The movement of yellow vests is being discussed across different latitudes and time zones. While evoking a wide spectrum of emotions, it also attracts pro-Kremlin outlets such as RT and Sputnik, who are known to spread disinformation and deepen divisions across wide range of audiences and languages, like reported by euvsdisinfo.eu.
Kremlin’s role in amplification of the calls for violent protests is being investigated by the French authorities. Involvement of pro-Kremlin outlets in heating up discussions on the yellow vests has been already shown; however, these activities are not limited to the French audience.
Since November 2018, we have been collecting evidence of pro-Kremlin disinformation surrounding yellow vests in the EUvsDisinfo database in different languages. Now we decided to complement the research by looking into the social media.
We analyzed conversations about the yellow vests protests on Twitter in six languages: German, Italian, Spanish, Dutch, Polish and Swedish.
By using a research model of the Atlantic Council and the Oxford Internet Institute, EUvsDisinfo checked if traffic on Twitter in this discussion was manipulated or natural. The formula which helps to see that involves numbers of tweets, unique users, retweets, and the share of retweets by the most active accounts. The result takes form of the so-called Coefficient of Traffic Manipulation (CTM).
According to this method, a non-manipulated Twitter trend gets a CTM below 12. In other words, even though manipulation is not always easy to spot, a number below 12 would mean that a Twitter discussion was natural. For instance, a word ‘Friday’, searched for last September, got a CTM of 7.67, whereas the #4thofJuly hashtag – 8.78.
If the CTM is higher than 12, it might means two things. Firstly: that the discussion was manipulated to go in a desired direction. Secondly: that this manipulation was successful.
What’s in your Twitter bubble?
The results of our research came as a shock. Online discussions on yellow vests in six researched languages from 10 November 2018 to 10 April 2019, reached the levels from 13.2 to 43.2! The highest scores were reached in the Swedish, Dutch and German Twittersphere. Yet even the lower indicators, between 13 and 20, do point out significant manipulation of Twitter conversations.
As yellow vests protests are intensively covered by the Western media, there are plenty information about them, in all languages. In discussions on Twitter, links and threads from the media intertwine with disinformation messages. Nevertheless, in nearly all languages we researched (except for Polish), they are among the twenty most shared domains. In Spanish and German-language discussions on Twitter, RT is the one with most shared links about yellow vests.

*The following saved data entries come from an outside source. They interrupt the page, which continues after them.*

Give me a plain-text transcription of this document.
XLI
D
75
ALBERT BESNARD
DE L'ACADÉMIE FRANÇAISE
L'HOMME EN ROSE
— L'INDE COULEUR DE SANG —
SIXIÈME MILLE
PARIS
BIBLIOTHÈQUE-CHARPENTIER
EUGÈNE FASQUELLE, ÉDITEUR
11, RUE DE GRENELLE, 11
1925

What do all those numbers mean? Well, if you thought that pro-Kremlin disinformation doesn’t concern you because you do not speak Russian or you do not follow discussions in Russian – you got it wrong! The disinformation surrounding yellow vests spreads way beyond the French language. It can target your Twitter bubble, too. And if you are discussing the yellow vestsprotests in one of the six languages we have looked into, you may well be talking not to the people interested in an actual conversation, but to automated pro-Kremlin bots, whose aim is to manipulate, distract and amplify the high-jacked discussion.